En la operación suele llamarse tacógrafo al equipo o al registro. Para que la evidencia resulte útil, cada archivo o soporte debe quedar asociado con unidad, conductor, servicio y fecha. También conviene documentar la integridad, las extracciones, los accesos y cualquier falla del dispositivo.

La telemetría o el GPS pueden aportar información complementaria. La empresa no debería presumir que cualquier historial de ubicación sustituye el registro exigido. Tiene que verificar qué equipo y formato cumplen el régimen aplicable.

El plazo de diez años exige una política de archivo concreta. Guardar datos en la memoria del vehículo o en una cuenta de proveedor sin plan de exportación deja el registro expuesto a recambios, bajas de unidades y cambios de plataforma. El contrato técnico debe permitir recuperar la evidencia durante todo el período exigido.

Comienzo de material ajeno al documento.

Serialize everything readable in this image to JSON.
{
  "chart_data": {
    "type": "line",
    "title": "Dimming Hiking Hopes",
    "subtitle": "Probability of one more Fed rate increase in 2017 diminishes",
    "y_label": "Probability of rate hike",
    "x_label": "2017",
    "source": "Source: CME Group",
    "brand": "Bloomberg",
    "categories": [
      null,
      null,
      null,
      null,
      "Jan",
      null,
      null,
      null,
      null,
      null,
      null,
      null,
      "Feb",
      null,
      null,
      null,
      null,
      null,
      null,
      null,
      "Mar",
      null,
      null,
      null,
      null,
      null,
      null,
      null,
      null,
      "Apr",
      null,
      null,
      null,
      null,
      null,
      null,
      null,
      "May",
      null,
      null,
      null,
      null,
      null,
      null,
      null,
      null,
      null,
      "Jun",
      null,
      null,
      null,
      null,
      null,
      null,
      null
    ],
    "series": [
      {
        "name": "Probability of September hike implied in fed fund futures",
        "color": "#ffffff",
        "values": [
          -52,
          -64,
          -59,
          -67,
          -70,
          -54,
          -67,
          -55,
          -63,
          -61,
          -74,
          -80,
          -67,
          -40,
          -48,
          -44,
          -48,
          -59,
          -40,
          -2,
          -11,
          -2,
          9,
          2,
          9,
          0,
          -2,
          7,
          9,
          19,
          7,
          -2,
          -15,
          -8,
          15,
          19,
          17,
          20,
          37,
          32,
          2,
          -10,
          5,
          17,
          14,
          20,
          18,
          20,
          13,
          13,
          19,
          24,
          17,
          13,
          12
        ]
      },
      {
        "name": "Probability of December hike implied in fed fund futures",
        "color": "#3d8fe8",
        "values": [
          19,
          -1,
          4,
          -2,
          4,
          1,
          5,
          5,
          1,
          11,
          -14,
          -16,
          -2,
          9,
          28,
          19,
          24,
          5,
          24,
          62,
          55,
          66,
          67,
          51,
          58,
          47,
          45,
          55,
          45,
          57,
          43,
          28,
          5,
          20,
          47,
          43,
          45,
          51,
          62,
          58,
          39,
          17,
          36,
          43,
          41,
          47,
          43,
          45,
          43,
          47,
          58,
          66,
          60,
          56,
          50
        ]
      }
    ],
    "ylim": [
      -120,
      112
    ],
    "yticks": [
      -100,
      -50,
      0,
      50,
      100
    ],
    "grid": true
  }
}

Programar horarios que respeten la seguridad

El punto 16 exige que el tiempo del recorrido considere tránsito, seguridad, cantidad de usuarios y longitud real. La planificación debe ser flexible frente a clima, reparaciones y otras contingencias. También prohíbe premios o castigos ligados al cumplimiento horario del recorrido.

El punto 13 dispone que la remuneración de los conductores de corta, media y larga distancia sea mensual y prohíbe el pago por vueltas. Recursos Humanos debería revisar bonos y métricas para evitar incentivos que premien más recorridos, mayor velocidad o reducción de pausas.

Cuando un tablero mide puntualidad, tiene que conservar el contexto. Un desvío autorizado, una congestión o una parada por seguridad explican una diferencia sin convertirla en falta automática del conductor.

Conciliar los registros antes de asignar otro servicio

Al cierre, la empresa compara libreta, diagrama, relevo, horas extra, pausas y tacógrafo. Si alguno muestra una jornada distinta, el siguiente servicio no debería asignarse hasta resolver la diferencia.

El Registro Nacional de Transporte Automotor de Pasajeros mantiene la nómina y los datos habilitantes. El expediente de jornada prueba qué conductor trabajó, cuánto tiempo, en qué unidad y con qué relevos. Ambos controles deben identificar a la misma persona y el mismo servicio.

El archivo final conserva los dos ejemplares de la libreta según corresponda, el diagrama, las incidencias, la justificación de cambios y el registro durable de velocidad, distancia y tiempo. Esa trazabilidad permite revisar una asignación sin reconstruirla meses después a partir de recuerdos o mensajes sueltos.